As you might expect, the airline industry is all over anything that might potentially cause EM interference, especially in the vicinity of airfields where they have all the risks of take off, landing, and a lot of aircraft manouvering in close proximity to manage. In our case, the primary concern over the systems we were installing at LHR was with the ground and low-altitude radar systems, where there had to be essentially ZERO possibility of any interference, but we needed to more generally assure against a lot of other systems as well.
A scenario with possible interference with altimeters? Yeah, I can see how that would be a concern for them, especially if the local climate means pilots might have to heavily rely on instruments when making an approaches in adverse weather. Put it this way; would you want to be on an aircraft making a final approach when the pilots are not certain how far below the aircraft the runway is?
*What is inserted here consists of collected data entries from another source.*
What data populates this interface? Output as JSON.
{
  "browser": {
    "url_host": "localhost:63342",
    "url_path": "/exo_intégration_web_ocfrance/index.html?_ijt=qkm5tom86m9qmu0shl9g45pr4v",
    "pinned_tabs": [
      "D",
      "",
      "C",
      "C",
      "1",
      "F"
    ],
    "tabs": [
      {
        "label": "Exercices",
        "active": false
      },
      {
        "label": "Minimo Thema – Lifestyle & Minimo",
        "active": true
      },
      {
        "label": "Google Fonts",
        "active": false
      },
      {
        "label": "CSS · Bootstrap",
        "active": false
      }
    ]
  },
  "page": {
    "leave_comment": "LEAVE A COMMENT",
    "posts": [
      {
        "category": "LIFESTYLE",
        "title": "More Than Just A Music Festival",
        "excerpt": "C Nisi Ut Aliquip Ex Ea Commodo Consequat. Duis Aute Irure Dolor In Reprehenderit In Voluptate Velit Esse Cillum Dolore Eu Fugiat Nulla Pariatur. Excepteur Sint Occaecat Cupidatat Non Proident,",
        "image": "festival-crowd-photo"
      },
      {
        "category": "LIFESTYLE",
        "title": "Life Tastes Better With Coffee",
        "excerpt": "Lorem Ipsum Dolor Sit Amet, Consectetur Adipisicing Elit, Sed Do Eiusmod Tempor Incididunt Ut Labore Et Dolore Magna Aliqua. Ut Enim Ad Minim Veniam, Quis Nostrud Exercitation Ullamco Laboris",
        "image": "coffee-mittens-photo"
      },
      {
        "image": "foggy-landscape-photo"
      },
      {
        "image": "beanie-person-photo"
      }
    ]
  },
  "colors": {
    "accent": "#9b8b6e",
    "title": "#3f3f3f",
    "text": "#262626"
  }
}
Even if the worst case is only an uptick in rough landings, that's still going to put more wear and tear on landing gear, increase maintenance costs, and just maybe introduce the possibility of a mechanical failure at just the wrong moment.
Ultimately though this is a cost vs. safety debate, and I think we all know how those usually end, but
after MCAS I think the aviation industry can't afford another passenger safety issue and is going to fight this long and hard. I don't think this dispute will be over anytime soon.